A prototype host can report the numeric error code and optionally dump a compact representation of rest.

Example execution flow

Suppose the application bundle exports this root:

append "hello "

The bundle root is an unapplied function waiting for one more string argument.

Host flow:

  1. Load kernel entrypoint tree:

    $runArboricxToString = loadHardcodedKernelEntrypoint('runArboricxToString');
    
  2. Read application bundle bytes:

    $bytes = file_get_contents('append-hello.arboricx');
    
  3. Encode bundle bytes as a Tree Calculus byte list:

    $bundleBytesTree = encodeBytes($bytes);
    
  4. Encode host argument(s):

    $arg = encodeString('james');
    $args = encodeList([$arg]);
    
  5. Build application expression:

    $expr = app(app($runArboricxToString, $bundleBytesTree), $args);
    
  6. Evaluate:

    $result = normalize($expr);
    
  7. Unwrap ok result:

    [$ok, $hostValue, $rest] = unwrapResult($result);
    if (!$ok) { throw new RuntimeException('Arboricx error'); }
    
  8. Unwrap Host ABI envelope:

    [$tag, $payload] = unwrapHostValue($hostValue);
    if ($tag !== HOST_STRING_TAG) { throw new RuntimeException('Expected string'); }
    
  9. Decode the payload:

    echo decodeString($payload); // hello james
    

What the kernel does internally

runArboricxToString performs the following steps inside Tree Calculus:

  1. Parse and validate the raw Arboricx bundle bytes.
  2. Parse the manifest.
  3. Select the default export:
    • use export named main if present,
    • otherwise use the sole export if exactly one exists,
    • otherwise return an error.
  4. Read the nodes section.
  5. Reconstruct the selected root tree from the Merkle DAG.
  6. Apply each host-provided argument in order.
  7. Validate that the raw result is string-like.
  8. Return ok (hostString result) rest, or an err.

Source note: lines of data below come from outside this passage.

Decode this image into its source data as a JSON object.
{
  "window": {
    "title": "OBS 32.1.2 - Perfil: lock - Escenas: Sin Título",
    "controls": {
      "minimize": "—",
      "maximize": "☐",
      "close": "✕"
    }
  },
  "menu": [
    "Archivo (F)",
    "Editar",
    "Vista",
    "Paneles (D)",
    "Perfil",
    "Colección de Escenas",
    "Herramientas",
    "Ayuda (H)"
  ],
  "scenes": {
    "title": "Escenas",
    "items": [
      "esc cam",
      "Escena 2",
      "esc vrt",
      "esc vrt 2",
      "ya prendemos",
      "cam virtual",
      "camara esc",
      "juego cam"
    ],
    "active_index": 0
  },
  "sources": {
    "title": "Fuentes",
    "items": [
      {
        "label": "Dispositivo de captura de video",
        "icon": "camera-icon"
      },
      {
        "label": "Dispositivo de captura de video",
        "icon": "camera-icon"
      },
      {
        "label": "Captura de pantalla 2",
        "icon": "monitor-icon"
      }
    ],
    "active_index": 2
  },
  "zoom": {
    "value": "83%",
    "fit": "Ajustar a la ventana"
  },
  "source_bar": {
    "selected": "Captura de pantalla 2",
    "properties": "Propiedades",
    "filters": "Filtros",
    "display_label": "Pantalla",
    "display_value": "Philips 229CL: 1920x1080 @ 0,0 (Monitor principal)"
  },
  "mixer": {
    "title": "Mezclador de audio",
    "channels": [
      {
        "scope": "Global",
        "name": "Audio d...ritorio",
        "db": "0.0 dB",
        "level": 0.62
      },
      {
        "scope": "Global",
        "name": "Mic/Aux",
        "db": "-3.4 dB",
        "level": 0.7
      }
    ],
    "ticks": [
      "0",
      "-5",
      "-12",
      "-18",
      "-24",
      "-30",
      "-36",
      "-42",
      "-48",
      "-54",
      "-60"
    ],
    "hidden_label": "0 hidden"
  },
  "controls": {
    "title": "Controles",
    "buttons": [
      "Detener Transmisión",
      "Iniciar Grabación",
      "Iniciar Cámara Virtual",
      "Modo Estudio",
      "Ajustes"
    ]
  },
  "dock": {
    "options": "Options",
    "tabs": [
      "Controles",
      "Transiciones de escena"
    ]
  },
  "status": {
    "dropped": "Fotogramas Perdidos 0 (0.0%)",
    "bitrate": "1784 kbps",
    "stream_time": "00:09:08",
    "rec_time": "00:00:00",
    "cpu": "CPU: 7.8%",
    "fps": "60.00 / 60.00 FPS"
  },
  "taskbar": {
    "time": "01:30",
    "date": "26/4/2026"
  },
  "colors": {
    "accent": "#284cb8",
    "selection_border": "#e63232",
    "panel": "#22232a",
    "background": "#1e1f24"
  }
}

runArboricxByNameToString is identical except that it selects a named export.

Other typed runners follow the same pattern for their requested output type.

Tests proving the expected behavior

The relevant Haskell tests are in test/Spec.hs under manifestReadingTests.

Important cases:

  • readArboricxExecutable: reconstructs default export tree
  • readArboricxExecutableByName: selects named export
  • runArboricx: applies host-provided argument to default export
  • runArboricxArgs: applies host-provided argument list in order
  • host ABI: constructors expose tag and payload
  • runArboricxToTree: wraps raw result as hostTree
  • runArboricxToString: wraps string result as hostString
  • runArboricxToNumber: wraps number result as hostNumber
  • runArboricxToBool: rejects non-bool result

These tests demonstrate the host-shell contract:

  • application bundle bytes are supplied as a Tree Calculus byte list,
  • host arguments are supplied as canonical Tree Calculus values,
  • execution returns an outer result-wrapped value,
  • Host ABI typed runners return a tagged ABI envelope inside ok.

Minimal PHP prototype checklist

A PHP prototype should implement:

  • Tree data constructors: Leaf, Stem, Fork.
  • Application helper: app($f, $x) = Fork($f, $x).
  • Normal-order Tree Calculus reducer.
  • Fuel/step limit for debugging.
  • Hardcoded kernel entrypoint tree for runArboricxToString for the first string-output prototype.
  • Encode application bundle file bytes into a Tree Calculus byte list.
  • Encode host argument values into Tree Calculus values.
  • Build expression: ((runArboricxToString bundleBytes) args).
  • Normalize expression.
  • Unwrap outer ok / err result.
  • Unwrap Host ABI pair tag payload envelope.
  • Decode payload according to tag.

For exact codec details, reference the Haskell implementation in src/Research.hs and the existing JS runtime if available.

Current recommendation

For the first PHP implementation:

  1. Hardcode only the runArboricxToString kernel entrypoint as a Tree Calculus value.
  2. Do not implement host-side Arboricx parsing yet.
  3. Implement only enough codecs for:
    • bytes,
    • strings,
    • lists,
    • result unwrapping,
    • Host ABI envelope unwrapping.
  4. Use one test fixture: an Arboricx bundle whose root is append "hello ".
  5. Assert that calling it with "james" returns an outer ok, then a hostString, then payload "hello james".

Once that works, add named export support via runArboricxByNameToString and expand Host ABI tags/codecs as needed.